Gaussian Processes (GPs)

GPs are a flexible, non-parametric Bayesian approach to regression. Instead of fitting a single function, a GP infers a distribution over functions that are consistent with the data, providing excellent uncertainty quantification.
Python

# 1. Generate some non-linear data
np.random.seed(1)
X_gp = np.linspace(0, 10, 20)[:, None]
y_gp = np.sin(X_gp).ravel() + np.random.normal(0, 0.2, 20)

# 2. Define and fit the Gaussian Process model in PyMC
with pm.Model() as gp_model:
    # Priors for the covariance function hyperparameters
    length_scale = pm.Gamma("length_scale", alpha=2, beta=1)
    eta = pm.HalfCauchy("eta", beta=5)
    
    # Specify the covariance function (kernel)
    cov_func = eta**2 * pm.gp.cov.ExpQuad(1, ls=length_scale)
    gp = pm.gp.Marginal(cov_func=cov_func)
    
    # Prior for the observation noise
    sigma = pm.HalfNormal("sigma", sigma=5)
    
    # Likelihood
    y_ = gp.marginal_likelihood("y", X=X_gp, y=y_gp, noise=sigma)
    trace_gp = pm.sample(1000, tune=1000)

# 3. Predict on new data points
X_new = np.linspace(-2, 12, 100)[:, None]
with gp_model:
    f_pred = gp.conditional("f_pred", Xnew=X_new)
    pred_samples = pm.sample_posterior_predictive(trace_gp, var_names=["f_pred"])
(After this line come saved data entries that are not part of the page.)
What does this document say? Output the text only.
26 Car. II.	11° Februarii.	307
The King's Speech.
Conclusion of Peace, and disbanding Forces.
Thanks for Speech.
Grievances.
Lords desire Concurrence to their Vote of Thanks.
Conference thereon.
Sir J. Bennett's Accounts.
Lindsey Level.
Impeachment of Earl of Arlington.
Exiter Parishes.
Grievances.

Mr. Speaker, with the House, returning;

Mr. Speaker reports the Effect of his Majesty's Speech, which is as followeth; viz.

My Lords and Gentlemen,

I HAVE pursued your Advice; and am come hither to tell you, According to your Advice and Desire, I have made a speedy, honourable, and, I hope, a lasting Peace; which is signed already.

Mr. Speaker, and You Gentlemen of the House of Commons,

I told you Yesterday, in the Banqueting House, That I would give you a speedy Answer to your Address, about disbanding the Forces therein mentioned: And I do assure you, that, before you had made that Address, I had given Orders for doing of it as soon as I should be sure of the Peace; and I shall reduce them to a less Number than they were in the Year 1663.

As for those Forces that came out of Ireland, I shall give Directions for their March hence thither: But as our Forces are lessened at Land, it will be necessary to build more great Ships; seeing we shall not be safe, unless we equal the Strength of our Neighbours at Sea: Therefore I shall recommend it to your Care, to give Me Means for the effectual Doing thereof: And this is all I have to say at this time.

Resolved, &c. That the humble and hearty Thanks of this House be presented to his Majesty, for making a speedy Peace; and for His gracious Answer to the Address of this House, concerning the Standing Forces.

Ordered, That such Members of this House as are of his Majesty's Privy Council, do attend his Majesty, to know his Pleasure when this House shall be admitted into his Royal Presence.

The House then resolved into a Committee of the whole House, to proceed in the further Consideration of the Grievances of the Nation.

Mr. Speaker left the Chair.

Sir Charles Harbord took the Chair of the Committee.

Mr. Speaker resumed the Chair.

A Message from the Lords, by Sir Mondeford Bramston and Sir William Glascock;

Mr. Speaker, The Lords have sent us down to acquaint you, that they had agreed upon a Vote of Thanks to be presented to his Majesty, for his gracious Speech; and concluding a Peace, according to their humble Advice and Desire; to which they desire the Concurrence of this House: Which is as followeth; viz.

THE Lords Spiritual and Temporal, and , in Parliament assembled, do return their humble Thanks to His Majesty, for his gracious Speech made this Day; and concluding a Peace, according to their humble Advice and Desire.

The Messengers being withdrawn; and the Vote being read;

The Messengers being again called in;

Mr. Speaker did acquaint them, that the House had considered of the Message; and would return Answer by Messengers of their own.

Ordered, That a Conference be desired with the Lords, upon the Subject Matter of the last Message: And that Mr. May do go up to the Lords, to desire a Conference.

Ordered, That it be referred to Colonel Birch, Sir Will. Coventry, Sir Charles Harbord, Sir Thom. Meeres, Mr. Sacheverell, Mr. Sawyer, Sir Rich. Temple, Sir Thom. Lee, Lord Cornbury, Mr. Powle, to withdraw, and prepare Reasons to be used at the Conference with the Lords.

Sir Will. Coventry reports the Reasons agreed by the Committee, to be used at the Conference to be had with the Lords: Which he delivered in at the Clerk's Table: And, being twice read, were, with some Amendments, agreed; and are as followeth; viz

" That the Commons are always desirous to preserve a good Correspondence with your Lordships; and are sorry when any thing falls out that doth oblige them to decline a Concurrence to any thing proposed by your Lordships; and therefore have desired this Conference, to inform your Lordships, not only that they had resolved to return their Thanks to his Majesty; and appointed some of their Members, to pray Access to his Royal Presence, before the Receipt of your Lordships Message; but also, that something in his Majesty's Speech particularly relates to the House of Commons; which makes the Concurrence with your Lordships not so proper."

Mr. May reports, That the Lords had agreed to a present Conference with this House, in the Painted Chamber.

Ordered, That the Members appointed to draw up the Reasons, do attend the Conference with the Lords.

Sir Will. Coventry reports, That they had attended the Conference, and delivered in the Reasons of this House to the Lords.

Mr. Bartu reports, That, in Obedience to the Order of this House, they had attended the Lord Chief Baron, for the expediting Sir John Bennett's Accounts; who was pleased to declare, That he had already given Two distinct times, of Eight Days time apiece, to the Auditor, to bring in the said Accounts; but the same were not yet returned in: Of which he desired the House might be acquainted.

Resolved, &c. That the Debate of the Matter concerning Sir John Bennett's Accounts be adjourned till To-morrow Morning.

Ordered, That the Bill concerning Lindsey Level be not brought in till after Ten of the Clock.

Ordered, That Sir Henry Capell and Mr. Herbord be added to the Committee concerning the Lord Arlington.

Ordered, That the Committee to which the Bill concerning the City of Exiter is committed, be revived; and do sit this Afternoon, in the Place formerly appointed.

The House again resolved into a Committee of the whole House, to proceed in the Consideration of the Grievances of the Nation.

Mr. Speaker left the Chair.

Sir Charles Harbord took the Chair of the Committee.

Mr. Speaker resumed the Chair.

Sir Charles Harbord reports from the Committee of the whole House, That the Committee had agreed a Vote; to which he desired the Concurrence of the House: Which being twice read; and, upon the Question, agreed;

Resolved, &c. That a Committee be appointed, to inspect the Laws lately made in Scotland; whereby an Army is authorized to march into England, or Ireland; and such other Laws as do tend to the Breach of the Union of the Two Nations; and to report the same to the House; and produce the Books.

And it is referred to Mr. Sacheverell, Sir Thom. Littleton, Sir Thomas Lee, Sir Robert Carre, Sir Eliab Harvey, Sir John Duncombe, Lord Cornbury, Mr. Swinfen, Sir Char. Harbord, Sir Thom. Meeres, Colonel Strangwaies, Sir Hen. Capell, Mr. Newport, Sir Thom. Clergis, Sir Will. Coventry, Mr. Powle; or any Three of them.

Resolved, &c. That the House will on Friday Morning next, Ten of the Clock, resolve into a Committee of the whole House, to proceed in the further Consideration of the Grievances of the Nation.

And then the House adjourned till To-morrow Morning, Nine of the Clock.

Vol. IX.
# 4. Plot the GP fit and its uncertainty
plt.figure(figsize=(10, 5))
plt.plot(X_gp, y_gp, 'o', color='C0', ms=8, label="Observed Data")
plt.plot(X_new, pred_samples.posterior_predictive["f_pred"].mean(axis=(0,1)), "C1", lw=2, label="Posterior Mean Function")
az.plot_hdi(X_new.flatten(), pred_samples.posterior_predictive["f_pred"], color='C1', hdi_prob=0.95, fill_kwargs={'alpha': 0.2})
plt.title("Gaussian Process Regression")
plt.xlabel("X")
plt.ylabel("Y")
plt.legend()
plt.show()
The plot beautifully illustrates the power of GPs. The model learns the underlying sine wave and, crucially, the uncertainty (the shaded band) is narrow where we have data and widens dramatically where we don't, perfectly capturing the model's confidence in its predictions.